The crowd responded with hearty applause as three runners made their way down the sprint track on Friday at LSU’s Bernie Moore Track Stadium.
Athletes garnering attention from the crowd is nothing new at the Louisiana High School Athletic Association/State Farm State Track and Field Meet. But it was a new experience for the seven para-ambulatory athletes who competed as part of a pilot program at the LHSAA meet. Events were incorporated into the LHSAA’s B-C meet.
“I go to events and help run events all over the country,” said Pam Carey, the sports and recreation coordinator for Louisiana Gumbo, Games Uniting Mind and Body.
“This is a first for us. The LHSAA has had a wheelchair competition for a while. We contacted them in December about adding para-ambulatory athletes, and they agreed to let us do it as a pilot program or exhibition.
“Hopefully, by next year these competitors and several others will be able to compete for their school teams.”
Carey said the para-ambulatory events are open to those who are visually impaired, amputees or have a cerebral palsy, scoliosis or another verifiable disability.
Friday’s competition included 12 events – six for boys and six for girls – marked the first para-ambulatory state high school competition in the nation, said Carey.
Carey said she hopes the LHSAA will vote to incorporate the para-ambulatory events into its meets like it has wheelchair events.
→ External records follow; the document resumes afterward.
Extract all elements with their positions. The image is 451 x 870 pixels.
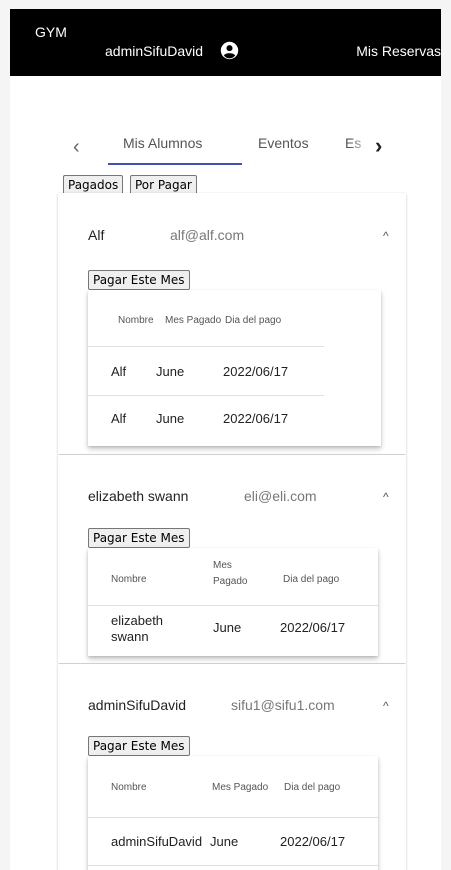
tab-mis-alumnos[interactable]: Mis Alumnos xyxy=(123,135,202,151)
cell-nombre: adminSifuDavid xyxy=(111,834,203,849)
header-dia-pago: Dia del pago xyxy=(284,782,341,793)
brand-link[interactable]: GYM xyxy=(35,24,67,40)
cell-mes: June xyxy=(210,834,239,849)
cell-nombre: Alf xyxy=(111,364,127,379)
chevron-left-icon[interactable]: ‹ xyxy=(73,136,80,159)
pagar-este-mes-button[interactable]: Pagar Este Mes xyxy=(88,270,190,290)
cell-dia: 2022/06/17 xyxy=(280,620,346,635)
username-label[interactable]: adminSifuDavid xyxy=(105,43,203,59)
header-mes-line2: Pagado xyxy=(213,576,248,587)
cell-mes: June xyxy=(156,364,185,379)
pagados-button[interactable]: Pagados xyxy=(63,175,124,195)
student-name[interactable]: adminSifuDavid xyxy=(88,697,186,713)
header-nombre: Nombre xyxy=(111,574,147,585)
cell-dia: 2022/06/17 xyxy=(280,834,346,849)
cell-mes: June xyxy=(156,411,185,426)
cell-dia: 2022/06/17 xyxy=(223,411,289,426)
student-email: sifu1@sifu1.com xyxy=(231,697,335,713)
header-dia-pago: Dia del pago xyxy=(283,574,340,585)
active-tab-indicator xyxy=(108,163,242,165)
top-navbar: GYM adminSifuDavid Mis Reservas xyxy=(10,9,441,76)
student-name[interactable]: Alf xyxy=(88,227,104,243)
payments-table: Nombre Mes Pagado Dia del pago Alf June … xyxy=(88,290,381,446)
mis-reservas-link[interactable]: Mis Reservas xyxy=(356,43,441,59)
header-mes-pagado: Mes Pagado xyxy=(165,315,222,326)
tab-scroll-fade xyxy=(350,127,370,167)
app-viewport: GYM adminSifuDavid Mis Reservas ‹ Mis Al… xyxy=(10,9,441,870)
header-mes-pagado: Mes Pagado xyxy=(212,782,269,793)
header-dia-pago: Dia del pago xyxy=(225,315,282,326)
por-pagar-button[interactable]: Por Pagar xyxy=(130,175,197,195)
cell-mes: June xyxy=(213,620,242,635)
header-mes-line1: Mes xyxy=(213,560,232,571)
header-nombre: Nombre xyxy=(111,782,147,793)
student-panel: Alf alf@alf.com ^ Pagar Este Mes Nombre … xyxy=(58,193,406,454)
cell-dia: 2022/06/17 xyxy=(223,364,289,379)
account-circle-icon[interactable] xyxy=(220,41,239,60)
student-panel: adminSifuDavid sifu1@sifu1.com ^ Pagar E… xyxy=(58,664,406,870)
payments-table: Nombre Mes Pagado Dia del pago adminSifu… xyxy=(88,756,378,870)
header-nombre: Nombre xyxy=(118,315,154,326)
chevron-up-icon[interactable]: ^ xyxy=(383,229,389,243)
chevron-up-icon[interactable]: ^ xyxy=(383,490,389,504)
chevron-up-icon[interactable]: ^ xyxy=(383,699,389,713)
payments-table: Nombre Mes Pagado Dia del pago elizabeth… xyxy=(88,548,378,656)
pagar-este-mes-button[interactable]: Pagar Este Mes xyxy=(88,528,190,548)
student-panel: elizabeth swann eli@eli.com ^ Pagar Este… xyxy=(58,455,406,663)
cell-nombre-line1: elizabeth xyxy=(111,613,164,628)
student-email: eli@eli.com xyxy=(244,488,317,504)
cell-nombre-line2: swann xyxy=(111,629,149,644)
cell-nombre: Alf xyxy=(111,411,127,426)
tab-eventos[interactable]: Eventos xyxy=(258,135,309,151)
pagar-este-mes-button[interactable]: Pagar Este Mes xyxy=(88,736,190,756)
student-name[interactable]: elizabeth swann xyxy=(88,488,188,504)
student-email: alf@alf.com xyxy=(170,227,245,243)
chevron-right-icon[interactable]: › xyxy=(375,133,382,159)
Wheelchair athletes can compete for their high school teams and earn points, but cannot provide a margin of victory for a state title.
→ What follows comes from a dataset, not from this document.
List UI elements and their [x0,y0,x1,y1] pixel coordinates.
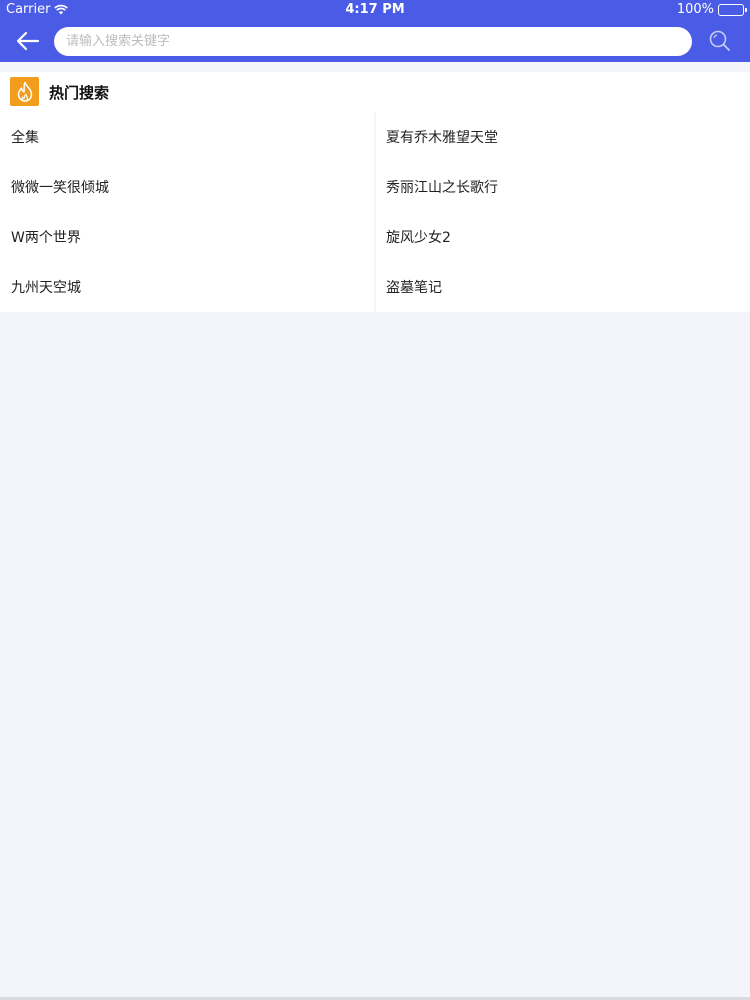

A total of seven para-ambulatory athletes competed – two from Catholic-New Iberia, two from Dodson and one each from Denham Springs, St. Amant and Caddo Magnet.
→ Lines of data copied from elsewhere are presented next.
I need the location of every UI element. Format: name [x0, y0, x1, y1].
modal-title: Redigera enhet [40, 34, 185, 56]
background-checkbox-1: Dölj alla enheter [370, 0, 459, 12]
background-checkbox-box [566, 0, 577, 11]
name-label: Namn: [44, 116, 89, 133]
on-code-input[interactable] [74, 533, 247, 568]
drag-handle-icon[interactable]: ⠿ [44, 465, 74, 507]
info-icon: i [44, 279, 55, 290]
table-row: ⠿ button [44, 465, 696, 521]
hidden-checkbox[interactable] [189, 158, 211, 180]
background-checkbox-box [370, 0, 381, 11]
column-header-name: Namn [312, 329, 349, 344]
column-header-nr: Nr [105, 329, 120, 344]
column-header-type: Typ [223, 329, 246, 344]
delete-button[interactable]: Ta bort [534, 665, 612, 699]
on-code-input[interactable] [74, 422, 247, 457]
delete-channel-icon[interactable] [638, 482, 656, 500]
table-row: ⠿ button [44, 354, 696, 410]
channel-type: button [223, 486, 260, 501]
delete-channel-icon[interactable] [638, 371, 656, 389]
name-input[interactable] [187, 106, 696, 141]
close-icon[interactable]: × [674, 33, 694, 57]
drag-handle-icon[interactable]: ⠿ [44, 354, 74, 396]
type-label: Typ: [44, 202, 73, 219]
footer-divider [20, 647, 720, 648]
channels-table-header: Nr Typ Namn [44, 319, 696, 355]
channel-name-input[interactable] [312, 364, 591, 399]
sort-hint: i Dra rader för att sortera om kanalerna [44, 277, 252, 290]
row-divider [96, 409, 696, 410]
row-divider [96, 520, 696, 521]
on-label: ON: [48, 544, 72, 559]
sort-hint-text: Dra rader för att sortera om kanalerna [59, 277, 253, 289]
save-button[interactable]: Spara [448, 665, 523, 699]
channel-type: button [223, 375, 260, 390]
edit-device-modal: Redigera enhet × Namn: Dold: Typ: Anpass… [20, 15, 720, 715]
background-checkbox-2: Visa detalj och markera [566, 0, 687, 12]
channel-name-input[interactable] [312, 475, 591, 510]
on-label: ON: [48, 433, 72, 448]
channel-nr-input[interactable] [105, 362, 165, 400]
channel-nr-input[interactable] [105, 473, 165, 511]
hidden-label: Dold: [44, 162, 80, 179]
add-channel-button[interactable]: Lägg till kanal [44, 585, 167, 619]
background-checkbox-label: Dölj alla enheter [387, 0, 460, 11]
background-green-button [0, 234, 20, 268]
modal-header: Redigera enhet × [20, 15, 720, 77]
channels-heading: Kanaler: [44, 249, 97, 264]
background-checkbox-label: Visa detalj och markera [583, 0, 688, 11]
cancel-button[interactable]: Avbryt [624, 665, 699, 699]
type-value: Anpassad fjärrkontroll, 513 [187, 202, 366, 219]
Caddo Magnet’s Lakeria Taylor, who is visually impaired and ran with a guide runner, edged Denham Springs’ Taylor Teal in the girls 100 meters. Three runners in the boys 100 followed.
“This is quite a treat for these kids,” Carey said. “One of my boys told me running at LSU was on his list of things to do. And he’s done that now.”
Teal, who has cerebral palsy, is already looking toward next year. St. Amant’s Acy Jackson was among the boys competitors.
“Hopefully, I can get to do this for my school team next year,” Teal said.